Arriving at the island the swell was high at the village of Kirkja. The boat couldn’t dock and so deliveries were thrown towards the harbour where postman Joannes was waiting.
Joannes is the postman of the village of Kirkja, the village with the lowest population I’d visited. He wore a blue cotton shirt and jeans. It was cold outside and raining but the older Faroese men never wear outdoor clothing, at best a sweater and wellies or leather clogs. In the family home Svanhild, Joannes’s daughter, sat at the dinning table. Her forearms were covered with white emulsion paint. The dog had a strip of paint along it’s side. She’d been helping her dad on the farm, painting the buildings that house the sheep during winter. ‘We paint it because the sheep like it painted new’ she laughed. Later she returned at 10pm, she’d been painting until then. Like her father joining the table late she washed the paint from her hands in the sink and then sat at the dinning table and calmly buttered a thick slice of black bread.
‘We have four calf’s and still keep sheep. The village is shrinking. The last of the children has left, the school is empty. There are just four of us’. People come and go. She is determined to make a go of it, working on the farm and helping with the helicopter duties. She loves horses and sometime later I noticed in the kitchen a drawing she’d done in biro of seven horses in a field, her father had pinned it to the fridge door.

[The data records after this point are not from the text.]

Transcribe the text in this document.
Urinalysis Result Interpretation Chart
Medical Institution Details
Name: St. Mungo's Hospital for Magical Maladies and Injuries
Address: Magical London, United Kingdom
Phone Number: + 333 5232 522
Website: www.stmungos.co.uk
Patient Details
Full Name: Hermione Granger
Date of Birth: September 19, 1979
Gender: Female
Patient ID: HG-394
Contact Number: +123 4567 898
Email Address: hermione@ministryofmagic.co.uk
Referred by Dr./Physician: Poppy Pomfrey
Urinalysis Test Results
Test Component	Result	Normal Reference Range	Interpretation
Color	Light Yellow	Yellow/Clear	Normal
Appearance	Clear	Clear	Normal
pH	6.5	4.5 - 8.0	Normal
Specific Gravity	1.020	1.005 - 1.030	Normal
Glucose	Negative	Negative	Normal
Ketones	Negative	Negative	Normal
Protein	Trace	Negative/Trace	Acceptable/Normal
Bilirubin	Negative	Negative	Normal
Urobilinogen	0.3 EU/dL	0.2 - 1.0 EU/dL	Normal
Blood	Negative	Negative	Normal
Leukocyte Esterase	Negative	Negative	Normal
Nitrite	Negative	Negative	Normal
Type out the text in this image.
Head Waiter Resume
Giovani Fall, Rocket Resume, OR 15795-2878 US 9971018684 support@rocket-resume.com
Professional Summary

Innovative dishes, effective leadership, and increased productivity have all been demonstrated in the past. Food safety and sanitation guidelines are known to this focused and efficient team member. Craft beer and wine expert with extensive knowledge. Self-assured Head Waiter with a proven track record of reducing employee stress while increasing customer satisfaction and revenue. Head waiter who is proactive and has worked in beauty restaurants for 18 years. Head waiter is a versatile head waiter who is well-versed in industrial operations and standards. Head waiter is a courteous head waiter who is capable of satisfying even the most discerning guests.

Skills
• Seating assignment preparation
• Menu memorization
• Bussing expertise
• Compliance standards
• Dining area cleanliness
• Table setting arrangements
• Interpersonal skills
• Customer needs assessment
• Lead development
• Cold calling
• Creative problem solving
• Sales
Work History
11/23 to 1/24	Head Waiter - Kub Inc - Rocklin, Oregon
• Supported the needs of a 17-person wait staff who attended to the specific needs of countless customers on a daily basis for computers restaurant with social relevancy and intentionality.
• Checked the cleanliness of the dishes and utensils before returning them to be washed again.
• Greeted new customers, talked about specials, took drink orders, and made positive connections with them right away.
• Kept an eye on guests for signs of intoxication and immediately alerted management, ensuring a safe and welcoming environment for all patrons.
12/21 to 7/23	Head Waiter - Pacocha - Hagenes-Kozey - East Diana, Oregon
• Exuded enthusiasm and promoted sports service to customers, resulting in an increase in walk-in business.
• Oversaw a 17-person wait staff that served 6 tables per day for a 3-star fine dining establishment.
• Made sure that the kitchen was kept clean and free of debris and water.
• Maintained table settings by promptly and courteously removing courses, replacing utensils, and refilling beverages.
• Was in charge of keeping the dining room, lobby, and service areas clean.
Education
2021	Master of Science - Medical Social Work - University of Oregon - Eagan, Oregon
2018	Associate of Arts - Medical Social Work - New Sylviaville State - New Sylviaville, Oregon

The Faroe Islands is experiencing the global developed world process of urbanisation and the struggle will be to find a logistical arrangement to support the redistribution of people across it’s island geography. The islands have a sophisticated communication network of tunnels, helicopter routes and boat journeys all of which are second nature to the Faroese. For the Faroese stepping into a boat is as natural as opening a door to familiar house in the village.